In Stadt und Städteregion Aachen habe man die besten Voraussetzungen zur Gründung eines Netzwerks. „Aber wichtig ist, dass irgendwann auch ein Effekt zu erkennen ist.“ Ein gutes Beispiel dafür sei das benachbarte Belgien. Mit einem Gesetz zur Armutsbekämpfung sei man dort schon einen Schritt weiter. Ein Vorschlag, über den Professor Christoph Gille und die Anwesenden diskutierten: ein Ressourcenhaus. Es gehe dabei um Räume, in denen man zusammenkommen, aber auch Dinge erledigen können – beispielsweise Sachen ausdrucken. „Es wäre schon ein großer Vorteil, wenn eine Struktur geschaffen werden könnte, die Dinge wie diese, ermöglichen würde“, so Gille. 

Ein Termin für die nächste Veranstaltung steht bereits fest. Der Auftakt zur Gründung eines Armutsnetzwerkes findet am Samstag, 6. Dezember, von 12 bis 14 Uhr in der Wärmestube der WABe in Aachen statt.
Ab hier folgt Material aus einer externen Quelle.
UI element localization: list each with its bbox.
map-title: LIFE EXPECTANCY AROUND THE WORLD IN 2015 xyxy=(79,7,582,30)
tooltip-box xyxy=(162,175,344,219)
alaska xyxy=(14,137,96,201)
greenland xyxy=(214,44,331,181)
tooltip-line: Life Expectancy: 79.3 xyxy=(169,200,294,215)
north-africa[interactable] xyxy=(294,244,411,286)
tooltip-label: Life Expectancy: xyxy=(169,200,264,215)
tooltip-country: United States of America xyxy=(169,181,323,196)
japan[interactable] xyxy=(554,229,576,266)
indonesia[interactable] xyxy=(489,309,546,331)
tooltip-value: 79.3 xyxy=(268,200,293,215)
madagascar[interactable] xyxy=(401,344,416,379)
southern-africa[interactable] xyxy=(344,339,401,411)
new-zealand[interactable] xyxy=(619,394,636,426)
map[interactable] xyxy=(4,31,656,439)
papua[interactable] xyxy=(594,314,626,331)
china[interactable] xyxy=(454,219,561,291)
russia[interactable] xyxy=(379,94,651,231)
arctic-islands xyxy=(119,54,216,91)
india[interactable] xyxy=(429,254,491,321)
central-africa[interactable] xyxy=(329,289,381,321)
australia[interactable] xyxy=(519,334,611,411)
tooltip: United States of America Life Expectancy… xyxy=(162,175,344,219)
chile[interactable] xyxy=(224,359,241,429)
Bei diesem Treffen sollen zunächst ausschließlich Menschen mit Armutserfahrung zusammenkommen, um gemeinsam neue Wege im Kampf gegen Armut zu entwickeln und ein tragfähiges Netzwerk aufzubauen.

Politik und Verwaltung sind bei diesem ersten Treffen noch nicht beteiligt.

Nach dem 6. Dezember 2025 werden Politik und Verwaltung mit einem Rundbrief über die Ergebnisse der Netzwerkbildung sowie über mögliche nächste Schritte informiert.